Bowie laughingly tells people that the name works as either a British children’s clothing store or a distillery. I think it is a refreshingly good name – it harks back to the 19th century with names like Dant & Head, Mattingly & Moore and more recently, Stitzel-Weller. The name does not pretend to be something that it is not, just a distillery with two talented people who want to make good whiskeys. I said, I like they name.
The distillery is located in Washington County, Kentucky in Springfield. They are also planning to open a tasting room in the downtown area of Springfield. They have already purchased an old storefront in Springfield for this purpose.
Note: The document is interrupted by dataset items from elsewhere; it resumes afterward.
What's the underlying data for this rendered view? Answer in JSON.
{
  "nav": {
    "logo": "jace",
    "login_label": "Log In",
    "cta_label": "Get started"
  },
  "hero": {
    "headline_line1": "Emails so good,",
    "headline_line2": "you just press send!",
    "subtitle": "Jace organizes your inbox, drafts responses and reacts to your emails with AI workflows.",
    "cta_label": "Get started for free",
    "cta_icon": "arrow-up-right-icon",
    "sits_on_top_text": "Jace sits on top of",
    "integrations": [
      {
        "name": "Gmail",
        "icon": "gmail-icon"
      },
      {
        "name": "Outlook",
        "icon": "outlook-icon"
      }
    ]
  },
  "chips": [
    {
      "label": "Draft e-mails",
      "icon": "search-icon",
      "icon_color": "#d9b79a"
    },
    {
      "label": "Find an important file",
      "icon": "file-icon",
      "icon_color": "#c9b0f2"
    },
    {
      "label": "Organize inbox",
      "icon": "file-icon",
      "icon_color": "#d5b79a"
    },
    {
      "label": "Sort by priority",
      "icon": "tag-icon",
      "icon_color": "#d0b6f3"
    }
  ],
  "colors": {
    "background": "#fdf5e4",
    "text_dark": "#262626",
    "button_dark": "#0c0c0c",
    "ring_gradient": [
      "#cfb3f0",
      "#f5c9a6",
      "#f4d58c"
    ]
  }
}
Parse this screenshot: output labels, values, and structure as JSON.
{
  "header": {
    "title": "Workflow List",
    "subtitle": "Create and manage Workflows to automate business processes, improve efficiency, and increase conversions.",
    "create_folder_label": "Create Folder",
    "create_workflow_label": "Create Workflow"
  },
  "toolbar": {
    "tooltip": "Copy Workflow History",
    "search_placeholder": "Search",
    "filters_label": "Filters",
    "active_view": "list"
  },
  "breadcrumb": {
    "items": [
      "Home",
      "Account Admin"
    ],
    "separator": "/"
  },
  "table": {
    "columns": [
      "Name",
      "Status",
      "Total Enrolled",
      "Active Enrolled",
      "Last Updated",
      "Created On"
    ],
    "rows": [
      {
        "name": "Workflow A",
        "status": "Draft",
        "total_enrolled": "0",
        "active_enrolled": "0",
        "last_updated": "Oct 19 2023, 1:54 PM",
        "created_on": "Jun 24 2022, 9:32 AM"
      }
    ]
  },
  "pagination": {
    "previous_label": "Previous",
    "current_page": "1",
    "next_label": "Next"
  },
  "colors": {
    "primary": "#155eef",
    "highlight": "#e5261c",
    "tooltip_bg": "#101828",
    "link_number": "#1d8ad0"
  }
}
The distillery is going to be an attractive building with twin towers – one for the column still and the other for the grain elevator and bins. They are designing the inside of the building for tours with easy access to the fermenters and they are going to place the doubler on the second level so it is easy for visitors to see it. Most doublers are hidden away in a back corner of the ground floor.
They are building two warehouses of about 20,000 barrels capacity as they build the distillery with plans to start two more as soon as they finish the first two. They have land for about a dozen warehouses in total.
Jane and Denny are hoping to have whiskey in the bottle in four to six years, according to Denny, six to eight years if Jane gets her way. This does lead me to suspect that they are contract distilling somewhere as we speak. That would allow them to release a four year whiskey in four years when their distillery is a good two years from being able to make their own whiskey there. I do hope that they are contract distilling somewhere.
I am excited and happy for Jane and Denny. They are two talented whiskey people with over 30 years experience in the industry between the two of them. I am sure they are going to make very good whiskeys and they will be successful. All they need now is for a little good fortune to shine on them until they are selling great whiskey.